|Look who's on the road again|
We woke up at 03:00 am yesterday to start the long slog back to Virginia. I don't consider that hour to be "...in the morning" as truly - it's the night before, but it a necessary evil to be in time for our morning flight. Bogota sent us off with a steady drizzle and a suspicion that the "dry season" might have come and gone while we were waiting for the sun to come out. They call it the "dry season," not the "sunny season" for a reason, it appears.
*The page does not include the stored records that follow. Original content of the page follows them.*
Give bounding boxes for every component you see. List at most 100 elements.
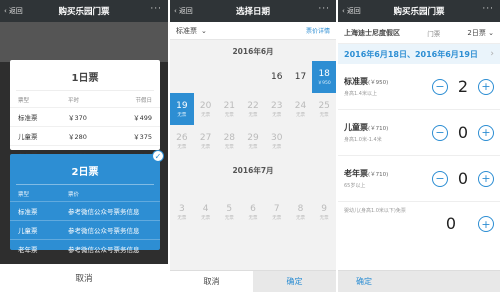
minus-button[interactable]: − bbox=[432, 78, 448, 95]
back-button[interactable]: ‹ 返回 bbox=[342, 6, 361, 16]
calendar-day[interactable]: 27 无票 bbox=[194, 125, 218, 157]
confirm-button[interactable]: 确定 bbox=[253, 270, 336, 292]
plus-button[interactable]: + bbox=[478, 170, 494, 187]
day-number: 16 bbox=[271, 72, 283, 82]
calendar-day[interactable]: 3 无票 bbox=[170, 196, 194, 228]
day-price: 无票 bbox=[272, 112, 282, 118]
chevron-left-icon: ‹ bbox=[4, 7, 7, 15]
cell: 参考微信公众号票务信息 bbox=[68, 246, 140, 254]
calendar-day[interactable]: 23 无票 bbox=[265, 93, 289, 125]
calendar-day[interactable] bbox=[170, 61, 194, 93]
day-price: 无票 bbox=[248, 144, 258, 150]
titlebar: ‹ 返回 购买乐园门票 ··· bbox=[338, 0, 500, 22]
calendar-day[interactable]: 24 无票 bbox=[289, 93, 313, 125]
calendar-day[interactable]: 4 无票 bbox=[194, 196, 218, 228]
plus-button[interactable]: + bbox=[478, 78, 494, 95]
more-icon[interactable]: ··· bbox=[318, 4, 330, 14]
day-price: 无票 bbox=[177, 144, 187, 150]
day-price: 无票 bbox=[224, 144, 234, 150]
calendar-day[interactable]: 29 无票 bbox=[241, 125, 265, 157]
day-number: 28 bbox=[223, 132, 236, 143]
cell: 儿童票 bbox=[18, 227, 38, 235]
day-number: 18 bbox=[318, 68, 330, 79]
ticket-desc: 65岁以上 bbox=[344, 183, 366, 189]
quantity-value: 0 bbox=[445, 214, 457, 233]
page-title: 购买乐园门票 bbox=[393, 7, 445, 17]
calendar-day[interactable]: 17 bbox=[289, 61, 313, 93]
calendar-week: 16 17 18 ￥950 bbox=[170, 61, 336, 93]
ticket-type-select[interactable]: 标准票 ⌄ bbox=[176, 26, 207, 36]
day-number: 4 bbox=[202, 203, 209, 214]
back-button[interactable]: ‹ 返回 bbox=[4, 6, 23, 16]
calendar-day[interactable]: 6 无票 bbox=[241, 196, 265, 228]
cell: 标准票 bbox=[18, 208, 38, 216]
calendar-day[interactable]: 25 无票 bbox=[312, 93, 336, 125]
calendar-day[interactable]: 28 无票 bbox=[217, 125, 241, 157]
day-number: 3 bbox=[178, 203, 185, 214]
ticket-desc: 身高1.0米-1.4米 bbox=[344, 137, 382, 143]
table-row: 标准票 参考微信公众号票务信息 bbox=[10, 201, 160, 220]
cell: ￥375 bbox=[133, 133, 152, 141]
calendar-day[interactable] bbox=[217, 61, 241, 93]
more-icon[interactable]: ··· bbox=[482, 4, 494, 14]
day-number: 20 bbox=[199, 100, 212, 111]
cell: 老年票 bbox=[18, 246, 38, 254]
page-title: 选择日期 bbox=[235, 7, 270, 17]
quantity-value: 2 bbox=[457, 77, 469, 96]
date-range-row[interactable]: 2016年6月18日、2016年6月19日 › bbox=[338, 44, 500, 64]
park-name: 上海迪士尼度假区 bbox=[344, 28, 400, 37]
calendar-day[interactable]: 20 无票 bbox=[194, 93, 218, 125]
calendar-day[interactable]: 26 无票 bbox=[170, 125, 194, 157]
card-title: 2日票 bbox=[16, 154, 154, 185]
calendar-day[interactable]: 9 无票 bbox=[312, 196, 336, 228]
card-title: 1日票 bbox=[16, 60, 154, 91]
ticket-desc: 身高1.4米以上 bbox=[344, 91, 377, 97]
plus-button[interactable]: + bbox=[478, 124, 494, 141]
days-select[interactable]: 2日票 ⌄ bbox=[467, 28, 494, 38]
header-cell: 票型 bbox=[18, 98, 30, 104]
calendar-day[interactable]: 8 无票 bbox=[289, 196, 313, 228]
cell: 标准票 bbox=[18, 114, 38, 122]
cancel-button[interactable]: 取消 bbox=[170, 270, 253, 292]
calendar-day[interactable]: 30 无票 bbox=[265, 125, 289, 157]
check-icon: ✓ bbox=[152, 150, 164, 162]
calendar-day[interactable] bbox=[241, 61, 265, 93]
day-price: 无票 bbox=[272, 144, 282, 150]
calendar-day[interactable]: 5 无票 bbox=[217, 196, 241, 228]
quantity-value: 0 bbox=[457, 169, 469, 188]
page-title: 购买乐园门票 bbox=[58, 7, 110, 17]
confirm-button[interactable]: 确定 bbox=[338, 270, 500, 292]
two-day-ticket-card[interactable]: ✓ 2日票 票型 票价 标准票 参考微信公众号票务信息 儿童票 参考微信公众号票… bbox=[10, 150, 164, 254]
price-detail-link[interactable]: 票价详情 bbox=[306, 26, 330, 35]
cell: 参考微信公众号票务信息 bbox=[68, 227, 140, 235]
calendar-week: 3 无票 4 无票 5 无票 6 无票 7 无票 8 无票 9 无票 bbox=[170, 196, 336, 228]
calendar-day[interactable]: 21 无票 bbox=[217, 93, 241, 125]
calendar-week: 26 无票 27 无票 28 无票 29 无票 30 无票 bbox=[170, 125, 336, 157]
day-number: 19 bbox=[176, 100, 188, 111]
calendar-day[interactable] bbox=[194, 61, 218, 93]
calendar-day[interactable]: 19 无票 bbox=[170, 93, 194, 125]
day-price: ￥950 bbox=[317, 80, 331, 86]
cancel-button[interactable]: 取消 bbox=[0, 264, 168, 292]
one-day-ticket-card[interactable]: 1日票 票型 平时 节假日 标准票 ￥370 ￥499 儿童票 ￥280 ￥37… bbox=[10, 60, 160, 160]
quantity-panel: ‹ 返回 购买乐园门票 ··· 上海迪士尼度假区 门票 2日票 ⌄ 2016年6… bbox=[338, 0, 500, 292]
day-number: 22 bbox=[247, 100, 259, 111]
minus-button[interactable]: − bbox=[432, 170, 448, 187]
calendar-day[interactable]: 16 bbox=[265, 61, 289, 93]
back-button[interactable]: ‹ 返回 bbox=[174, 6, 193, 16]
calendar-day[interactable]: 7 无票 bbox=[265, 196, 289, 228]
calendar-day[interactable]: 22 无票 bbox=[241, 93, 265, 125]
plus-button[interactable]: + bbox=[478, 216, 494, 232]
day-number: 21 bbox=[223, 100, 236, 111]
calendar-day[interactable]: 18 ￥950 bbox=[312, 61, 336, 93]
calendar-day[interactable] bbox=[312, 125, 336, 157]
day-price: 无票 bbox=[201, 215, 211, 221]
table-header: 票型 平时 节假日 bbox=[10, 91, 160, 107]
day-price: 无票 bbox=[295, 215, 305, 221]
minus-button[interactable]: − bbox=[432, 124, 448, 141]
more-icon[interactable]: ··· bbox=[150, 4, 162, 14]
header-cell: 节假日 bbox=[135, 98, 152, 104]
cell: ￥499 bbox=[133, 114, 152, 122]
table-row: 儿童票 ￥280 ￥375 bbox=[10, 126, 160, 145]
calendar-day[interactable] bbox=[289, 125, 313, 157]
Our friend who we hired to be our "cat coyote" to carry an extra Tabby was previously inexperienced in the subtleties and potential hazards of feline wrangling in large, crowded public spaces. However, even with having to take them out of their travel bags three times to go through security scanners, she handled herself and Daphne perfectly. And despite the lovely folks at TSA and their helpful advice, ("Ma'am would you just take your cat, your sweatshirt, your purse, your laptop and your laptop bag and move from the conveyor belt to the dressing area to put your shoes back on!"), it really went relatively smoothly.
Okay, there was that nervous time when MY bag was randomly selected by the Colombian airport folks to be inspected by the police. There were only two of us out of the entire flight to receive this honor, and of course they chose the bag where I'd perfectly packed all my work clothes to prevent six hours of ironing today. The conversation went something like this:
Colombian Police, as he unzips my bag: "What have you been doing in Colombia?"
Me: "I've lived and worked here one year."
Colombian Police, as his hands begin to pull out my clothing: "Mmm hmm. And where did you work?"
Me: "At the embassy; I'm a diplomat, sir."
Colombian Police, as he suddenly shoves his handful of my underwear back into my bag: "I'm so sorry, ma'am, I didn't know. Have a safe travel."
Woo-hoo! I showed him my passport and headed for the plane.
Many hours later, with two of the carrier bags reeking of cat pee (hmmm... wonder why?), we touched down in DC. Over all, the Tabbies are becoming true frequent fliers and simply curled up in their bags under the seats in front of us. They appreciated the dozens of "Ay que divino!" in Bogota, and the "Look mom, it's a kitty!" in Miami. We got off the plane, collected our baggage and were in a taxi en route to our temporary digs at Oakwood within half an hour of landing, which has got to be a land speed record.
So now it's back to the same Oakwood from last year. We chose this property for a few reasons: I have great memories from the five months I spent here last year and know the neighborhood well; there's a pool with Tim's name on it; there's a BBQ with Tim's name on it; and many of my classmates and folks from the new Specialist class that will start tomorrow are also here. Oh yeah, and they told me it was the only spot available. Details.
We're happy to be here, and just as I'd pictured - they gave us an apartment in the same building, facing the same direction and just exactly two floors higher than I had last year. As we speak, the Tabbies are soaking up the filtered sun on their balcony. Dodger especially. (I wonder if their fur will curl in the humidity as my hair has instantly done?)
After seeing everyone had water and a litter box (cats and humans included), we headed for dinner with our cat coyote and her husband (good friends who we'll be horrible sad to see return to Bogota). Sitting on the restaurant's outside patio, I inhaled my absolute, nectar-of-the-Gods favorite beverage: dry hard cider. With the cicadas in the background and surrounded by beautiful colonial houses with picket fences - it was great to be "home." But I also realized that for the first time, we are homeless. Last year when I arrived, Tim was still in our Washington home. Then we had our Bogota apartment - now we have Oakwood, cardboard and suitcases. Tim finds it exciting and adds that he loves the non-car ownership part, too.
I'm excited for other reasons than sheer minimalism. Shortly, I'll head down to the communal free continental breakfast and begin to meet my A-100 classmates who'll no doubt be trickling in with their families, hopes and expectations in tow, too. Tomorrow it all starts.